I am currently using DESeq2 in conjunction with the SVA package in an effort to remove latent factors from RNA-Seq data. I have questions about the best way to process our dataset. We have samples from plant tissue grown in field (uncontrolled) conditions in two separate growing seasons and, as such, we expect to see signals from many environmental factors that are unaccounted for. There are 4 genotypes sampled at 5 timepoints in each of 2 years and 2 biological replicates (80 samples total). The timepoints in each year correspond to each other as they were sampled at the same intervals beginning at the same time after seeding. Currently I am using the following to test for differential expression:
dds = DESeqDataSetFromHTSeqCount(sampleTable,directory = htseqDirectory,design = ~ genotype + time + genotype:time)
Where genotype is a factor with 4 levels and time is a factor with 5 levels and all 80 samples are included in the analysis. Then SVA is applied to reveal 10 surrogate variables:
mod = model.matrix(~ time + genotype + genotype:time,data=colData(dds))
mod0 = model.matrix(~1,data=colData(dds))
dds = estimateSizeFactors(dds)
countDat = counts(dds,normalized=TRUE)
countDat = countDat[rowMeans(countDat) > 1,]
svseq = svaseq(countDat,mod,mod0)
ddssva = dds
After checking the surrogate variables for correlation with soil temperature the first surrogate variable was discovered to have high correlation. Because we are interested to find DE genes with respect to genotype and temperature, the following changes were made to the design:
design(ddssva) = ~ SV2 + SV3 + SV4 + SV5 + SV6 + SV7 + SV8 +SV9 + SV10 + genotype + time + temperature + genotype:time + genotype:temperature
where "temperature" is the surrogate variable with high correlation with soil temperature. To find DE genes of interest we perform the likelihood ratio test with a reduced design formula:
ddssva = DESeq( ddssva, test = "LRT", reduced = ~ SV2 + SV3 + SV4 + SV5 + SV6 + SV7 + SV8 + SV9 + SV10 + time + temperature )
The aim of the likelihood ratio test is to test for any differential expression due to genotype differences.
The resulting expression data after filtering for sig. diff. expression are used downstream in a correlation analysis and the results are in line with some biological expectations.

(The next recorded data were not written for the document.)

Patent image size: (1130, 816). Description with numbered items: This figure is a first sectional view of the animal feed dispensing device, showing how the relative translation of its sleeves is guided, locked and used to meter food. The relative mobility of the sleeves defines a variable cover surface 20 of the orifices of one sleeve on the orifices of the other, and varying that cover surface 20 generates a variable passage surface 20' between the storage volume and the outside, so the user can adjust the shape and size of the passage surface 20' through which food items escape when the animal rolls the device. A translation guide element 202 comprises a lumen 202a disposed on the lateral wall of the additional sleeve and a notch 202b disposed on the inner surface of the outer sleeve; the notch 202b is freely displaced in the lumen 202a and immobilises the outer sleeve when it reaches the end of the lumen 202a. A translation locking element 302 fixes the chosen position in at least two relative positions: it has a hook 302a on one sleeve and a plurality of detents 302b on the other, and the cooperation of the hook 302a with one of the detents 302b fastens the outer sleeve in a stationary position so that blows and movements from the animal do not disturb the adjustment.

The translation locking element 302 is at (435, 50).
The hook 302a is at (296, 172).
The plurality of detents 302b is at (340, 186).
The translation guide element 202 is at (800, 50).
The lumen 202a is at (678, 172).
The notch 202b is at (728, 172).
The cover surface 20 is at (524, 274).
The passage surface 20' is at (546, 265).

What are any potential hazards/caveats in the approach I've just outlined? Thank you.
The approach looks fine to me overall, but I think you might want to detail the question(s) you are interested in a little bit.

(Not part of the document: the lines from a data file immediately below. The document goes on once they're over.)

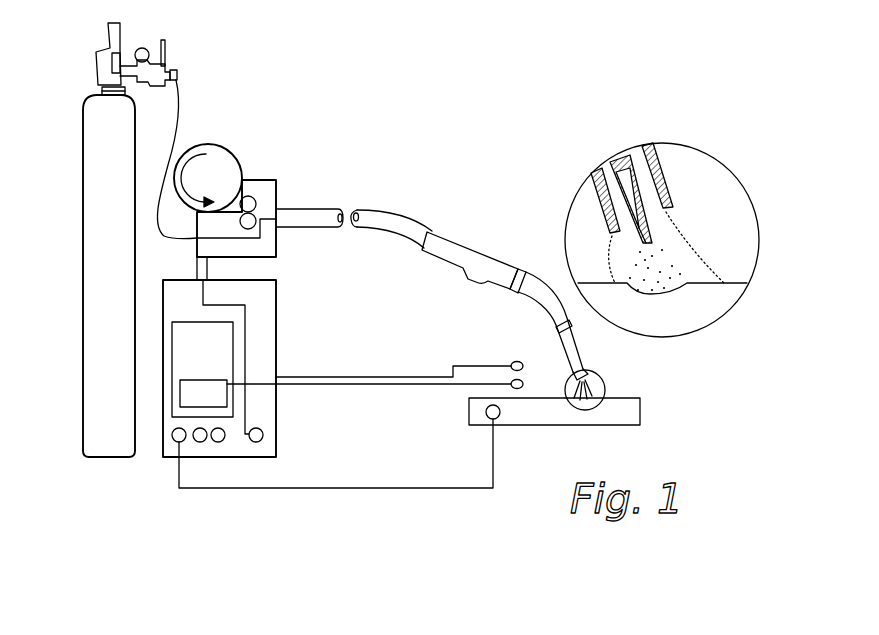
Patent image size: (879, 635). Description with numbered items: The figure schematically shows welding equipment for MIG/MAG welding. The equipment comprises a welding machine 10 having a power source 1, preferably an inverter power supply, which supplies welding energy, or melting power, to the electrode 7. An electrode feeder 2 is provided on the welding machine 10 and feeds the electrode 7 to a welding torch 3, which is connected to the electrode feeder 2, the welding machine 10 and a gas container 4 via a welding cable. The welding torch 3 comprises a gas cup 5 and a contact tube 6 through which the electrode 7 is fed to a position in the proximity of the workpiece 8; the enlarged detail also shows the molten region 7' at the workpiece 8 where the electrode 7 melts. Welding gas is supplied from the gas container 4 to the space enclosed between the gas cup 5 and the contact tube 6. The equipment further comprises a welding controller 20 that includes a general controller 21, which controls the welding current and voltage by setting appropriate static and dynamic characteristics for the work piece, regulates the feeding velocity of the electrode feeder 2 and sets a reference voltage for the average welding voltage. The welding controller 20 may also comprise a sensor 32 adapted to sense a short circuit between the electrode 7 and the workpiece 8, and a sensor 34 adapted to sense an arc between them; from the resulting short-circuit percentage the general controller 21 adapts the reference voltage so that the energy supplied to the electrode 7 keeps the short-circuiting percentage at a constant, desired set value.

The power source 1 is at (276, 296).
The electrode feeder 2 is at (258, 190).
The welding torch 3 is at (458, 250).
The gas container 4 is at (102, 148).
The gas cup 5 is at (598, 194).
The contact tube 6 is at (620, 156).
The electrode 7 is at (700, 195).
The molten weld pool / arc 7' is at (722, 264).
The workpiece 8 is at (628, 407).
The welding machine 10 is at (433, 144).
The welding controller 20 is at (212, 395).
The general controller 21 is at (228, 347).
The sensor 32 is at (511, 382).
The sensor 34 is at (515, 361).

With you current design and test, you find genes that either:
1.) change overall because of genotype differences
2.) change over time because of genotype differences
3.) change because of the interaction of soil temperature and genotypes
So basically your resulting list might contain potentially very different kinds of genes, their common
denominator being that they are affected by genotype changes in some way. So you will capture any change related to genotype.
If this is what you want, it's fine but I still would make more explicit what you are trying to test.